In one of my favorite sessions, I spent two hours discussing media leadership with other women during one of ONA’s table talks sessions. I met women in journalism, journalism education and product development and found that many of us experienced the same professional challenges, regardless of our home environment. And in a special session dedicated to journalism educators, I had the chance to share experiences with professors and brainstorm about the biggest joys and challenges of teaching future journalists. On the plane home, and in the weeks since, I’ve had a lot to think about.
My main take away from this year’s ONA was from a hands-on machine learning workshop I went to. It was designed for journalists who are interested in machine learning.
Everyone is talking about machine learning and big data, but how do we apply that to our own work, especially in the journalism field?
John Keefe, the technical architect for bots and machine learning at Quartz, tried to answer this question by holding a training session. He walked us through two fascinating projects. The first project trains a model to determine if there's a bicycle in an image and then use that to find bicycles in a video. The second project was designed to identify fact-checkable tweets with machine learning. Note that both projects are based on the early lessons in Practical Deep Learning for Coders, taught online by Jeremy Howard and the other fellows at fast.ai.
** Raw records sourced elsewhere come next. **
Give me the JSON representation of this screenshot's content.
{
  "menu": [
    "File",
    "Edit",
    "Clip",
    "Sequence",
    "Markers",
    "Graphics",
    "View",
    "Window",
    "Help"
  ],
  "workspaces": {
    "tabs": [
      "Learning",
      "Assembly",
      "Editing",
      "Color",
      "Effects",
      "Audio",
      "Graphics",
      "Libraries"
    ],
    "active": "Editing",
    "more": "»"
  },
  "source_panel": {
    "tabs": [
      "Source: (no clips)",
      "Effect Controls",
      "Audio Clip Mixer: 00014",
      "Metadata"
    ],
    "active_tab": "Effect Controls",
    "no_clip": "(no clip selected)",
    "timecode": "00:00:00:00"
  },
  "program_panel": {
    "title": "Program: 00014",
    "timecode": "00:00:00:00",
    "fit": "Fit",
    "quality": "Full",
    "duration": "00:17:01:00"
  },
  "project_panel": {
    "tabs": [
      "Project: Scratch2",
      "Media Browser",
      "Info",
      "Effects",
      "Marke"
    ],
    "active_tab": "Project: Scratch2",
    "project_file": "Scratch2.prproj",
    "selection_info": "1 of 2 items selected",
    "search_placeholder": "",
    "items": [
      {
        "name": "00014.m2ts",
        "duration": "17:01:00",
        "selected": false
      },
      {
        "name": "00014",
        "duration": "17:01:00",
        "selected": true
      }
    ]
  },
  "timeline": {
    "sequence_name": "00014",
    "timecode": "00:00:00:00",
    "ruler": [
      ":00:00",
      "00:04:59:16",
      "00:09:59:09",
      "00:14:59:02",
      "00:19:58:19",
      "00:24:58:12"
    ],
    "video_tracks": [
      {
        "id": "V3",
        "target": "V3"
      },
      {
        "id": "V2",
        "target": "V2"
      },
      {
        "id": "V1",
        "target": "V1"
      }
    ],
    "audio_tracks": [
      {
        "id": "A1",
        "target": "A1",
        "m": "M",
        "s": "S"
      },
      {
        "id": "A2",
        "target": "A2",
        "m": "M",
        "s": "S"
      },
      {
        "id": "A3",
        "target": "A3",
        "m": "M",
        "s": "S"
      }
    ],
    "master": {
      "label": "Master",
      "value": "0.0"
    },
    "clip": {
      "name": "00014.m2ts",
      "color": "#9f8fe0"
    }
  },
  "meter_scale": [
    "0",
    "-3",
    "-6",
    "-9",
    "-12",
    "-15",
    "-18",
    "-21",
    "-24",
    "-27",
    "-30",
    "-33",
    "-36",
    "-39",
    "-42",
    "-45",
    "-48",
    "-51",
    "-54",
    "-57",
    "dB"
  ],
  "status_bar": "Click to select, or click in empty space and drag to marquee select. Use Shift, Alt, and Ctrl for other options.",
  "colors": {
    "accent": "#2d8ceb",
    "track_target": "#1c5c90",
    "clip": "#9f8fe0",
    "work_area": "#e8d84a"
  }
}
For the first project, the computer-vision model was pre-trained on 14 million images of bikes. Images are marked as “yes bikes” and “no bikes” depending on whether the image contains bikes or not. Then the programmer chopped up the video into frames and used the model to detect bikes in frames.
The algorithm was designed to train for 6 epochs (cycles) for the training session. Even though the error rate can still be improved, the outcome was very impressive. Basically, the machine learning algorithm does a good job of detecting the bikes.
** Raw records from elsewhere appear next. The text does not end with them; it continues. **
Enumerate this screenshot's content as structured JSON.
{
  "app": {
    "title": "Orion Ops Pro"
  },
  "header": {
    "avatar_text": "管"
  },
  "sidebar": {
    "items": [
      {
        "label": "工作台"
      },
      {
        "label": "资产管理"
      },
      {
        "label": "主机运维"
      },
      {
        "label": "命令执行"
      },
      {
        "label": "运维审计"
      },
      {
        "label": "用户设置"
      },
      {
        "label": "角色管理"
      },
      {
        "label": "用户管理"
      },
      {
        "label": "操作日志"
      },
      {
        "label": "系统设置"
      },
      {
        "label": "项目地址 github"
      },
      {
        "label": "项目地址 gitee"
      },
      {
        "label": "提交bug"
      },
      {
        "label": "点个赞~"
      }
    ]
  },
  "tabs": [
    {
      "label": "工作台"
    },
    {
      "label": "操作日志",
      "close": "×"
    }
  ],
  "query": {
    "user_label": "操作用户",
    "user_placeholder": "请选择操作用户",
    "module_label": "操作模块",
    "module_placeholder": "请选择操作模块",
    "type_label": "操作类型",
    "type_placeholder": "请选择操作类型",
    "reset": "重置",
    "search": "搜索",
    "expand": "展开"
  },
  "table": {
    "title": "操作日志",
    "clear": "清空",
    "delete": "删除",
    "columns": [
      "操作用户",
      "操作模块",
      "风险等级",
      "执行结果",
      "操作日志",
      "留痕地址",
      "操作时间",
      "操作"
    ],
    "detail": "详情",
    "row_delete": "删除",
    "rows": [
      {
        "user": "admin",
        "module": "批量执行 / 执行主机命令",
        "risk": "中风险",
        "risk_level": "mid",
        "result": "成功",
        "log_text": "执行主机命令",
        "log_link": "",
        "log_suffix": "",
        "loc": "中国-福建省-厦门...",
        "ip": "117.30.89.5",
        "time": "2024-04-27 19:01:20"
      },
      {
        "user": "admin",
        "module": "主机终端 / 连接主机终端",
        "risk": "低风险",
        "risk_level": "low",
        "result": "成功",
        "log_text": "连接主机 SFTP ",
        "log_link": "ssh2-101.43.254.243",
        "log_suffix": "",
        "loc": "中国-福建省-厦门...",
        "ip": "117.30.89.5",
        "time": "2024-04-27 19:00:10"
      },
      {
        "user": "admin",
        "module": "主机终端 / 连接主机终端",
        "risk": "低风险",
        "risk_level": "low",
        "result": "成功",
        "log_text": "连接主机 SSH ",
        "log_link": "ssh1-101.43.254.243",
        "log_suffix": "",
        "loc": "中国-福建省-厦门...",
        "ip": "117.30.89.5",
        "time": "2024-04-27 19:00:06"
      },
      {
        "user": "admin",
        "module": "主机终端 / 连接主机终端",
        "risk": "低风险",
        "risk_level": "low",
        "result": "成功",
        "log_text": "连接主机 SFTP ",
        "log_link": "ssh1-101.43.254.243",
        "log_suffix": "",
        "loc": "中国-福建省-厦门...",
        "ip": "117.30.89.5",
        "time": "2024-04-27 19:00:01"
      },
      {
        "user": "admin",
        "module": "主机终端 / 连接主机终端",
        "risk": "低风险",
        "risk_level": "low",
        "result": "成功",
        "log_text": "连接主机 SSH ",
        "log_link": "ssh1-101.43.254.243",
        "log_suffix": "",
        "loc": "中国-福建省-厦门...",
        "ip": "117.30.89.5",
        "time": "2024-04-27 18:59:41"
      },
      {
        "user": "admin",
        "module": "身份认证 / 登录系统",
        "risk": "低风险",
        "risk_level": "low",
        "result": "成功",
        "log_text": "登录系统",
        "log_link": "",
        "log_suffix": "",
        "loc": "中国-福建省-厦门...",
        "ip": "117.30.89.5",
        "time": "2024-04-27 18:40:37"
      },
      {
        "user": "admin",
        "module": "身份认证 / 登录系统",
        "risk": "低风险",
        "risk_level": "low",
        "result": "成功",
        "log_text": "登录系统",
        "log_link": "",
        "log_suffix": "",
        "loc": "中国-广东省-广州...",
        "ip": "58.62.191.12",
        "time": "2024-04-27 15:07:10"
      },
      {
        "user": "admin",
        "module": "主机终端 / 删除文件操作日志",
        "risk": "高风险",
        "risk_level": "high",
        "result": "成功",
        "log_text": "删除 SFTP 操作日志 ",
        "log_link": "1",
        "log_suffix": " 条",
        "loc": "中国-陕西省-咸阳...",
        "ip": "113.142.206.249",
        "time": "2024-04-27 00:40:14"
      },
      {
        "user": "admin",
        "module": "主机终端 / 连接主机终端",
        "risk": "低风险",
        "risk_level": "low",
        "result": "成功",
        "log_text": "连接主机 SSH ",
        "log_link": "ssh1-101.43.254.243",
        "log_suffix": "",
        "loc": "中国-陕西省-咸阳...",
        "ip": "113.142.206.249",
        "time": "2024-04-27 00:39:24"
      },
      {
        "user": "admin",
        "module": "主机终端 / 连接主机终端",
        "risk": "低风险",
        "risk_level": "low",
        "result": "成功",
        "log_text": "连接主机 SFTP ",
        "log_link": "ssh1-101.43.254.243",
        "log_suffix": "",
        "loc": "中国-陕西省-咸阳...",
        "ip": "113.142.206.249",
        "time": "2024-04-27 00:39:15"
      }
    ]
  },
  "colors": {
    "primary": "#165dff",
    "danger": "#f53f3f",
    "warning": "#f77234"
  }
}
I really enjoyed this workshop. Codes are provided on the Google Colaboratory platform, which is very beginner-friendly. The platform provides both a notebook environment and a GPU for free. Also, you don’t need to save these huge datasets on your laptop when using this platform.
This workshop from ONA made me feel that big data is no longer a “myth” to me anymore. A great experience in New Orleans.
I'm pretty sure I was the youngest person in attendance. All the other people my age were part of the ONA newsroom covering the event, so I was left to interact with the grown ups.
This wasn't a bad thing, but it did push me out of my comfort zone. A lot of people came to the conference in groups. They all had friends and connections, whereas I did not. Professor Quigley told me I should introduce myself to people, that networking was just as important as attending the workshops. After attending some of the sessions, it was hard to believe that meeting people could compare with gaining knowledge about a particular topic.
At first, I tried introducing myself to the people next to me. The first guy was from France, and the second guy was John Kunza from New York. However, every time I mentioned I was a student, I could see in their face that they weren't interested in talking. They preferred to talk with people who were already working in the field. Nonetheless, I decided to keep up the routine, and I'm glad that I did.
What I found was that even if people weren't necessarily interested in talking with me, they still remembered me. This became apparent when I was walking through the third floor of the conference, which was full of booths from news organizations. I eventually made my way to Lisa Sumner at the ABC booth, and John Kunza from New York was speaking with her. And he pointed me out from across the floor.
From there, I had a fruitful conversation with Lisa, and she proceeded to give me her contact information so we could chat about internship opportunities. Had I not introduced myself to John, he would not have pointed me out, and I might have had a different conversation with Lisa. This moment taught me that though networking is tough and may not seem worth it at first, it is still worth a shot. You never know who you could meet, and you never know if the person you meet will introduce you to someone who wants to meet you.